1. 00:00 Mid shot of Pat McQuaid inside hotel
2. 00:06 Tilt down McQuaid mirrored reflection in the table.
3. 00:13 SOUNDBITE (English): Pat McQuaid, President, International Cycling Union:
"You know, it has created a huge interest in the sport here. I've seen it since I arrived here on Monday. The newspapers, my fellow IOC members talking about it, the International Olympic Committee andy LOCOG. Seb Coe and people like that saying to me, "It's been wonderful for the Olympic Games - the Tour de France' As I say, one million people will be on the roadside on Saturday and that will be the biggest crowd ever for an Olympic games event."
4. 00:43 Close-up of McQuaid
5. 00:48 SOUNDBITE (English): Pat McQuaid, President, International Cycling Union:
"In the doping, or anti-doping, we are a pioneer in the field of anti-doping with the biological passport, the first international federation to implement the biological passport. It is acting as a huge deterrent. We can see, the media can see, and the teams and everybody around cycling can see the difference and see the change. We still have athletes that make stupid mistakes.You know, (Frank) Schleck on the Tour (de France) thus year and we'll have to wait and see what the story is and the eventual outcome is. In relation to the Armstrong affair - which is hanging over our heads even though it goes back 15 years or so - it's a negative hanging over our heads and sooner that is settled and sorted, we can move forward."
6. 01:34 McQuaid walking on the street.
7. 01:41 SOUNDBITE (English): Pat McQuaid, President, International Cycling Union:
"It does, it gets very annoying when a cyclist gets caught for a recognised doping substance and then he tries to, you know, make all sorts of excuses. They did it a lot in the past, make all sorts of excuses and to lie, lie and continue to lie in court and in front of tribunals - and then to come two years later, an admit that they lied for two years, you know. It's very annoying and very frustrating. It's obviously better and takes more character if a rider can come out and say that he made a mistake, explain some of the reasons what drove him to make that mistake.
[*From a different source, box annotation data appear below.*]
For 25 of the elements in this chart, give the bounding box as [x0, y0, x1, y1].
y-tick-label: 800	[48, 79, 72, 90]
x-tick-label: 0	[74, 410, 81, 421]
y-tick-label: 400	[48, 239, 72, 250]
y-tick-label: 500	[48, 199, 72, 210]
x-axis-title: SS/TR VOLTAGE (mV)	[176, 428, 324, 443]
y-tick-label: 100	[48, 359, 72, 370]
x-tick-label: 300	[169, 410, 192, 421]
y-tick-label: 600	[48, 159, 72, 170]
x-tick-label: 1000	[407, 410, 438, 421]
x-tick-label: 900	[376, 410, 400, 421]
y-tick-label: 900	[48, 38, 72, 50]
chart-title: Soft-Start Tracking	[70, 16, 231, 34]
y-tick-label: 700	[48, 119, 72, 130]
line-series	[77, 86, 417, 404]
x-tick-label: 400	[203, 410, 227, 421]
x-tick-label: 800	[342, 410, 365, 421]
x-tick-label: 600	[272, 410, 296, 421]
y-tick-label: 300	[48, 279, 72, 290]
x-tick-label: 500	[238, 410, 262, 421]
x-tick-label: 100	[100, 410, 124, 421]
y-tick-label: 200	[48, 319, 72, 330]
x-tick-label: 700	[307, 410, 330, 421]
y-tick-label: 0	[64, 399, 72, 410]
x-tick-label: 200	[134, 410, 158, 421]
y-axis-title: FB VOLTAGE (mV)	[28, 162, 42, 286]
Then accept that mistake and accept his punishment and come back and go forward. People like David Millar, for instance, who got involved in a doping programme, was caught, admitted it and now is a strong anti-doping campaigner."
8. 02:36 Pan from London 2012 sign to McQuaid walking by on street.
Pat McQuaid, the International Cycling Union (ICU) president, told SNTV on Thursday (July 26th) that he is determined to eradicate the long-time problems surrounding doping in the sport.
The International Cycling Union (ICU) president made a convincing case on Thursday as he laid bare his hopes to finally rid the sport of doping scandals, while also describing the progress made by the likes of Great Britain's Team Sky at the recent Tour de France, as London gets ready for the wheels to hit the road at the Olympic Games this Saturday.
Pat McQuaid told SNTV on Thursday (July 26th) that he is determined to eradicate the long-time problems surrounding doping in the sport, such as the two-year ban handed out to disgraced Tour de France champion Alberto Contador and recent allegations made against riders of the calibre of Frank Schleck and Tour de France icon Lance Armstrong - but he is hoping that the recent Tour can help promote the sport in a good light, and he believes up to one million people will line the streets of Surrey and London on Saturday for the London 2012 road race, the biggest crowd ever for an Olympic Games event.
The 61-year-old Irishman believes that the UCI have become pioneers in the field of anti-doping with the biological passport under his tenure - the first international federation to implement such a measure - and he thinks it is now acting as a huge deterrent.
McQuaid also spoke of his anger towards cyclists caught out by anti-doping measures who refused to admit the offence - and make excuses about contaminated blood samples, for example.